Techniques that move the needle
- Structure-aware chunking that respects headings, tables and semantic boundaries instead of fixed character counts.
- Hybrid retrieval combining dense vectors with keyword/BM25 search for both meaning and exact matches.
- Re-ranking with a cross-encoder to promote the best candidates into the model's context window.
- Query rewriting to expand or clarify the user's question before retrieval.
- Metadata filtering so retrieval respects permissions, recency and document type.
- Citations back to source so users (and you) can verify every answer.
Deployment and privacy
RAG can run entirely on your infrastructure: open-weight models served on your own GPUs, with the vector store and documents inside your network.

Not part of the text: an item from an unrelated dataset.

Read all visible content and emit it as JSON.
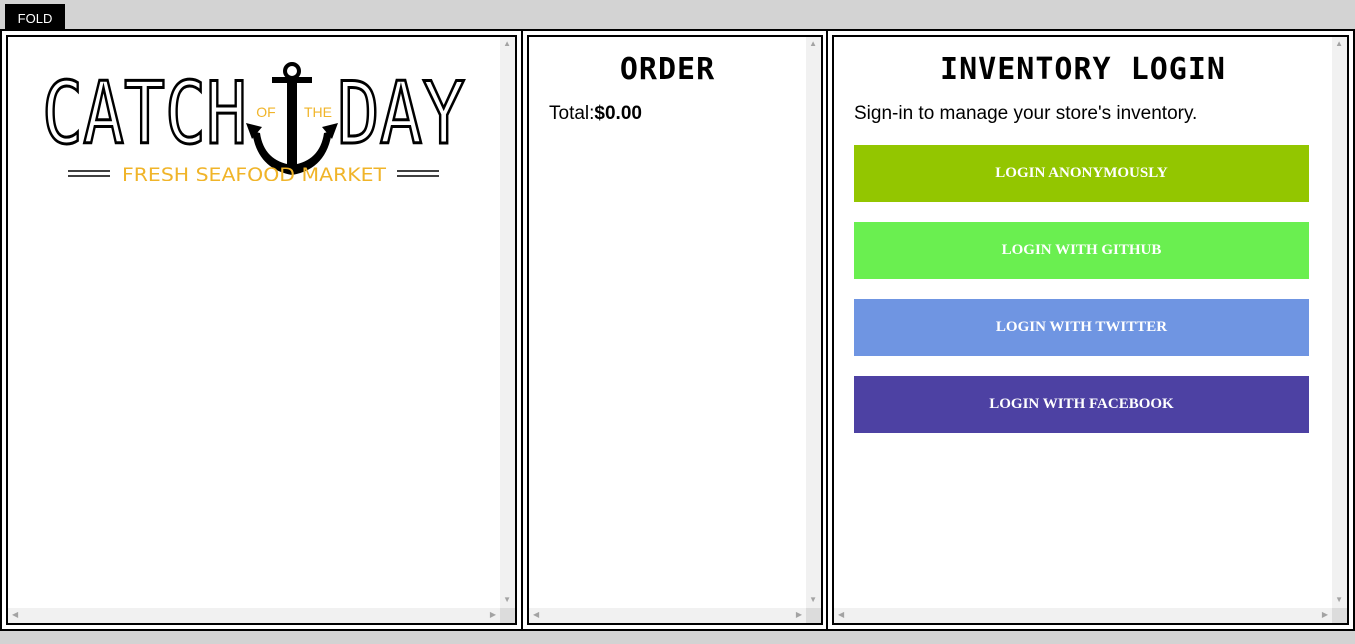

This matters when the knowledge base contains sensitive data. Sizing the GPUs to your latency and throughput targets is part of the design — and quoting that hardware alongside the software is how Haink delivers private RAG under one contract.
A production readiness checklist
- Retrieval is hybrid and tuned to your corpus, with a re-ranker.
- Chunking respects document structure.
- An evaluation set scores retrieval and answer quality, run on every change.
- Answers cite sources and decline gracefully when nothing relevant is found.
- Guardrails cover prompt injection and out-of-scope queries.
- Monitoring tracks quality and latency in production.
Related Resources
- LLM Applications & RAG
- RAG vs Fine-Tuning
- On-Premises vs Cloud LLM
- Software & AI Development Services
Frequently Asked Questions
What are the components of a RAG system?
Ingestion, chunking, embeddings, a vector store, retrieval (ideally hybrid vector + keyword), re-ranking, generation with citations, and evaluation plus guardrails. Most of the quality comes from retrieval and evaluation, not the model itself.
Why does my RAG demo work but production RAG fails?
Demos hide weak retrieval. In production, poor chunking, vector-only retrieval, no re-ranking and no evaluation cause inaccurate answers. Investing in retrieval quality and an evaluation set is what makes RAG reliable.
What is hybrid retrieval in RAG?
Combining dense vector search (semantic meaning) with keyword/BM25 search (exact terms, names, codes). Hybrid retrieval is more accurate than vector-only search for most real corpora.
How do you prevent hallucinations in RAG?
Ground answers in retrieved context with citations, validate outputs, measure accuracy with an evaluation set, add a re-ranker so the model gets good context, and make the system decline when nothing relevant is retrieved.
Can a RAG system run on-premises?
Yes. Open-weight models on your own GPUs, with the vector store and documents inside your network, let RAG run fully private for sensitive knowledge bases.